NVIDIA customers use Netris orchestration and abstraction software for NVIDIA hardware deployments worldwide. In addition to NVIDIA, Netris has built an ecosystem of partners with other technology companies including Mirantis, Rafay, Red Hat, Spectro Cloud, vCluster, and HPE.

Netris customers include AI clouds such as Lightning AI, STN, Boost Run, and TensorWave; sovereign AI cloud providers, including TELUS, DCAI, and YOTTA; AI factories, including Foxconn-backed Visionbay.ai, operator of Taiwan's largest GPU cluster, and Firmus, operator of Australia's largest renewable-powered sovereign AI factory; and AI platform providers such as HPE, which delivers a full-stack AI solution for customers in research, education, and state and local government.

A16z Sees an AI Cloud Opportunity

The presence of A16z’s top partners in this deal shows the firm sees the network abstraction challenge as an intriguing opportunity.

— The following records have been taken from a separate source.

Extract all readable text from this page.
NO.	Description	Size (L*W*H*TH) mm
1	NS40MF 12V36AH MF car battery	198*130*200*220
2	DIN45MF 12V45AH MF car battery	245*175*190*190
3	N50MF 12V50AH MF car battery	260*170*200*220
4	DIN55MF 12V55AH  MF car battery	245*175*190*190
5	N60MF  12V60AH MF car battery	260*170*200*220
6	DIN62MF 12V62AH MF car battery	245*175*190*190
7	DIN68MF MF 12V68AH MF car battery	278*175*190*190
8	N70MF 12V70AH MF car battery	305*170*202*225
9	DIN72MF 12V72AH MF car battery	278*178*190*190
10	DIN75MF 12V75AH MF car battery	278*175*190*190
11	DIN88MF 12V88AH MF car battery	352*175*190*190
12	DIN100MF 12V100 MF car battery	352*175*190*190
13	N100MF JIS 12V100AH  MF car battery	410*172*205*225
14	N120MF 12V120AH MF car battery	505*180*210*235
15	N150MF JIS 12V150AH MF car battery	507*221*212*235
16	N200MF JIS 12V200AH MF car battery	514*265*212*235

"Every era of computing has needed a new networking foundation—first for the virtualized data center, then for the cloud, and now for AI," said Guido Appenzeller of Andreessen Horowitz. "GPU clusters run across many fabrics at once, and legacy automation was never built for that. Netris is the platform AI cloud operators standardize on to solve it, and we are excited to partner with them on this journey."

In a video shared with Futuriom, Casado reflected on some of the parallels between Netris and his successful SDN years with Nicira and VMware. “We’re in the early innings of the largest growth and compute we’ve ever seen in the AI wave. It will need SDN-type approaches. It will need what Netris is doing. So we think this is going to be the standard for every company going forward.”

Netris, which already has a strong list of companies along with the support of NVIDIA, says it will use the funding to expand its team and global presence and to grow its partner ecosystem as AI infrastructure scales worldwide.